Off-Screen’s strengths are its penetrating insights from the individuals who participated in the documentary; in addition to those already mentioned we hear from the true King of the B’s, TDOY god Roger Corman, as well as actors who starred in Ulmer’s movies: the late Ann Savage (the memorable Vera in Detour), TDOY fave William Schallert (The Man From Planet X) and John Saxon and Peter “Hollywood Squares” Marshall, who both appeared in Ulmer’s final feature, Sette contro la morte (1964; aka The Cavern). Ulmer’s daughter Arianne shares her personal reminisces, and film historians like Greg Mank, Tom Weaver, Alexander Horvath and Ulmer biographer Noel Isenberg also provide cogent observations; it is Isenberg who notes that many of Ulmer’s claims (he told Bogdanovich he worked on Das Cabinet des Dr. Caligari [1920] invented the “dolly shot” for F.W. Murnau’s Der Letzte Mann [1924] and acted both in Mann and Lang’s Metropolis [1927]) have simply been unsubstantiated, to which Bogdanovich replies in true Liberty Valance, “print-the-legend” fashion: “I don’t know what the truth is…all I know is, you know, the work is there…it’s…I…I interviewed the people, they said what they said…if it doesn’t jibe…that’s not my department.” (Thanks for all your efforts to muddy the historical record, Pete…you dick.) Isenberg’s annotations are supplemented by an interesting argument between actors Saxon and Marshall—with Marshall cutting Ulmer a lot of slack and Saxon bluntly pointing out that Edgar G. padded his resume. (I like Saxon’s comments in this documentary, which are truly well-spoken and well-reasoned—particularly his remark: “There were a lot of King of the B’s, you know—there’s a lot of bees in that beehive.”)

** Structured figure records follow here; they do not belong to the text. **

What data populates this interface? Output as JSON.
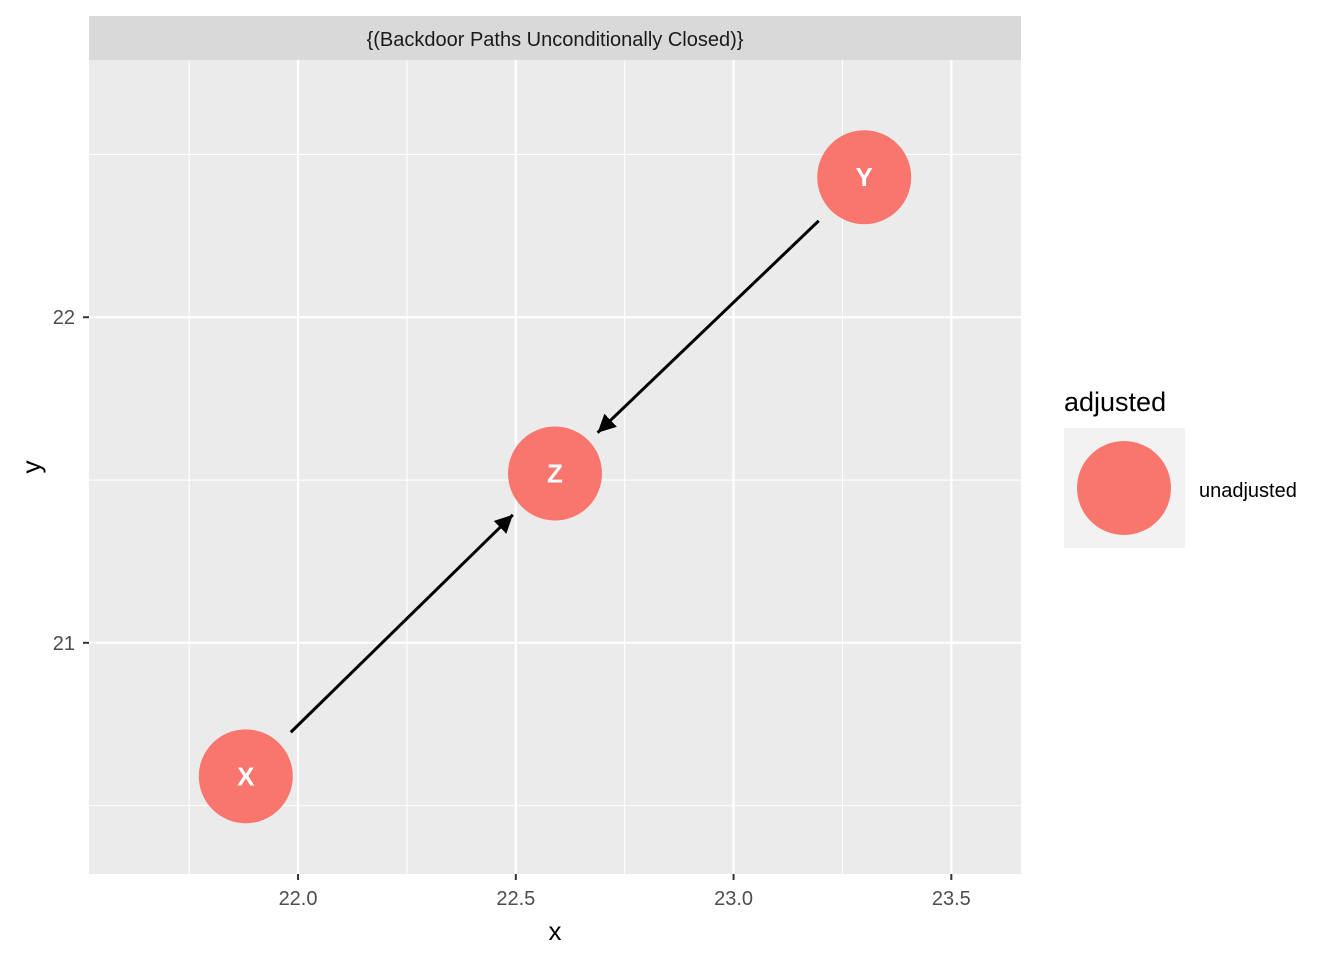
{
  "facet_strip": "{(Backdoor Paths Unconditionally Closed)}",
  "axes": {
    "xlabel": "x",
    "ylabel": "y",
    "xlim": [
      21.52,
      23.66
    ],
    "ylim": [
      20.29,
      22.79
    ],
    "x_major_ticks": [
      22.0,
      22.5,
      23.0,
      23.5
    ],
    "x_tick_labels": [
      "22.0",
      "22.5",
      "23.0",
      "23.5"
    ],
    "x_minor_ticks": [
      21.75,
      22.25,
      22.75,
      23.25
    ],
    "y_major_ticks": [
      21,
      22
    ],
    "y_tick_labels": [
      "21",
      "22"
    ],
    "y_minor_ticks": [
      20.5,
      21.5,
      22.5
    ]
  },
  "nodes": [
    {
      "name": "X",
      "x": 21.88,
      "y": 20.59,
      "adjusted": "unadjusted"
    },
    {
      "name": "Z",
      "x": 22.59,
      "y": 21.52,
      "adjusted": "unadjusted"
    },
    {
      "name": "Y",
      "x": 23.3,
      "y": 22.43,
      "adjusted": "unadjusted"
    }
  ],
  "edges": [
    {
      "from": "X",
      "to": "Z"
    },
    {
      "from": "Y",
      "to": "Z"
    }
  ],
  "legend": {
    "title": "adjusted",
    "items": [
      {
        "label": "unadjusted",
        "color": "#F8766D"
      }
    ]
  },
  "colors": {
    "panel_background": "#EBEBEB",
    "grid": "#FFFFFF",
    "strip_background": "#D9D9D9",
    "node_fill": "#F8766D",
    "edge": "#000000"
  }
}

As I previously noted, Edgar G. Ulmer: The Man Off-Screen is accompanied by a badly beaten-up print of Isle of Forgotten Sins, a PRC potboiler that fails to measure up despite the presence of some of my favorite character actors: John Carradine, Gale Sondergaard, Sidney Toler and Veda Ann Borg, to name a few. Gale’s a “hostess” who runs the titular nightclub, and she fronts Carradine the scratch so that he and his deep-sea-diving buddy (Frank Fenton) can dig up a hefty cache of gold belonging to villains Toler and Rick Vallin. The highlight of Sins is the truly breathtaking underwater footage, which involves a marionette (you can see the strings) attempting to pick up a trunk filled with gold (dollars to donuts they filmed it with an aquarium). So if you’re expecting this to be one of Ulmer’s famed “triumphing-over-low-budgets-to-make-great-art,” lay in a supply of bottled water and MRE’s…you’ve got a long wait.